Protected area in Massachusetts, US

Frances A. Crane Wildlife Management Area is a wildlife management area (WMA) in Falmouth, Massachusetts, operated by the state
Department of Fish and Game.

==Geography==

Crane WMA covers 1883 acre of flat and rolling land in the inland village of Hatchville within the town of Falmouth, Massachusetts
in the southwestern part of Cape Cod. The WMA's land is mostly meadowland and coniferous forest on top of a dry, sandy surface.

To the south and west of Crane WMA lie Massachusetts Route 151 and Massachusetts Route 28, respectively, with residential areas beyond them. To the north and west
lies the 22,000-acre Joint Base Cape Cod, which is mostly undeveloped aside from Otis Air National Guard Base.

==History==

The land that is now Crane WMA was owned by the family of Charles Crane until 1958, when the state bought the land with the intent of turning it into a wildlife management
area, to promote conservation and create designated hunting grounds. The state restored the land to its current combination of forest and grassland, planting roughly
5,000 conifers and 30 acres of native wildgrass on the former site of the Falmouth airport. Pre-existing buildings on the property were demolished, and native
animals, including foxes and a variety of bird species, began to return.

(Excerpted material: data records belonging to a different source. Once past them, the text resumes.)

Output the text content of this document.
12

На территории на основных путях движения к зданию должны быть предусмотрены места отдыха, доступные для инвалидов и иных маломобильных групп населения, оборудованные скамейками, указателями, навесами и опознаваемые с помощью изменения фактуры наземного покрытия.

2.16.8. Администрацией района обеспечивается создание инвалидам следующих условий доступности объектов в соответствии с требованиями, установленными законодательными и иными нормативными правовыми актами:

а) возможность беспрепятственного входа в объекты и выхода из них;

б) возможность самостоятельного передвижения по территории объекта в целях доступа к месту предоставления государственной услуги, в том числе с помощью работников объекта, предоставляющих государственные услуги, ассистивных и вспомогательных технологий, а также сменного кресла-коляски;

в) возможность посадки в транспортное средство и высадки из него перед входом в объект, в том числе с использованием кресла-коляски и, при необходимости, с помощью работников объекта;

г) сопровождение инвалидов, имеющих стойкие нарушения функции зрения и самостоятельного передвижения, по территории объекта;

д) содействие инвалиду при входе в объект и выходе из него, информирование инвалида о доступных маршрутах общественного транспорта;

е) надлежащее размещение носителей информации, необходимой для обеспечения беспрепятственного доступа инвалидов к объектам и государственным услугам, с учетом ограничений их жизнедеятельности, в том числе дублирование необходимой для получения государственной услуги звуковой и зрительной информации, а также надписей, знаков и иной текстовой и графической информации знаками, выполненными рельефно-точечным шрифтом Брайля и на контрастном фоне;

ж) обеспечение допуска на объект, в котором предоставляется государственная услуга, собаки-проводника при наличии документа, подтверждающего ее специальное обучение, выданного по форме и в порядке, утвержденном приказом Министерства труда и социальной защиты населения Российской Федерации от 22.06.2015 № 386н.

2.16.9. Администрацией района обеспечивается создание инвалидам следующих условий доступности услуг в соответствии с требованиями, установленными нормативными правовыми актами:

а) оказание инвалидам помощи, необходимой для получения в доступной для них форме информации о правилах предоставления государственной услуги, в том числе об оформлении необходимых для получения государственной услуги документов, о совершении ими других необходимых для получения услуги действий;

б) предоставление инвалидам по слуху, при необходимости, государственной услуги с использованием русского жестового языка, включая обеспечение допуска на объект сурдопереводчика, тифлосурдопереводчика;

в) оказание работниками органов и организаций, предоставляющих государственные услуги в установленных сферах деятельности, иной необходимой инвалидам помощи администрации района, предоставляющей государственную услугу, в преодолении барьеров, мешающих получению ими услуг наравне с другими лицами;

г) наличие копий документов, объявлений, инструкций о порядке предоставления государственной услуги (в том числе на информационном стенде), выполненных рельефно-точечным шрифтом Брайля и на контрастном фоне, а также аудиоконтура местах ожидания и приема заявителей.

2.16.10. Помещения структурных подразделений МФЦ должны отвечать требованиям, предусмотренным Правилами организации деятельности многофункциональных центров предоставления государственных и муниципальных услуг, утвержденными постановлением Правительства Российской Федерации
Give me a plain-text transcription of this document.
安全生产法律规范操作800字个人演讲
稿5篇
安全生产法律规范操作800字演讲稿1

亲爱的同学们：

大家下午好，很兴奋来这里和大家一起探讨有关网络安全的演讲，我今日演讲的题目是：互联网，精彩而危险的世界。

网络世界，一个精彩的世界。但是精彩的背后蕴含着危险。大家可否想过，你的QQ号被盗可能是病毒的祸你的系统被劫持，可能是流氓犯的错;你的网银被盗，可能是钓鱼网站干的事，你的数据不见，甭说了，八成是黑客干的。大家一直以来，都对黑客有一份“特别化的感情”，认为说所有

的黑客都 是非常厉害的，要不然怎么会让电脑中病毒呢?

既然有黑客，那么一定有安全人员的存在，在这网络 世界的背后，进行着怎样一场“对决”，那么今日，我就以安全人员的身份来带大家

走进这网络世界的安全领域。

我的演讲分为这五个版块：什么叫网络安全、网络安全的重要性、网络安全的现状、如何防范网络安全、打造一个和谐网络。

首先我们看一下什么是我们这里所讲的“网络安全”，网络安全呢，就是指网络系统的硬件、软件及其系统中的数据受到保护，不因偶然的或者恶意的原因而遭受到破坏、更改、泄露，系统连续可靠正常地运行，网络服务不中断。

The WMA is named for the daughter of Charles Crane, who died in a car accident in Falmouth in 1954. Frances Crane's sons were in charge of selling the land to the state
and requested that it be named for their mother.

==Wildlife==

Much of the forested parts of Crane WMA are composed of pitch pines and scrub oaks. The low-lying plant species in the WMA's grasslands
include the rare Nantucket shadbush.

Crane is home to a wide variety of animal species, including deer, rabbits, squirrels, foxes,
coyotes, and grouse, as well as pheasants and quail, both of which are restocked annually for hunting. Less common
bird species in the area include the black-billed cuckoo, common yellowthroat, Eastern towhee, field sparrow, indigo bunting, prairie warbler, and tree swallow.
Woodcock, box turtles, and several rare varieties of moths and butterflies can also be found.

==Usage==

Crane WMA has an extensive trail system and is popular with mountain bikers, hikers, hunters, and horseback riders.
It is also the site of the annual Cape Cod Trail Race, a series of races of varying distances held every April by the Falmouth Track Club over a 10-kilometer course.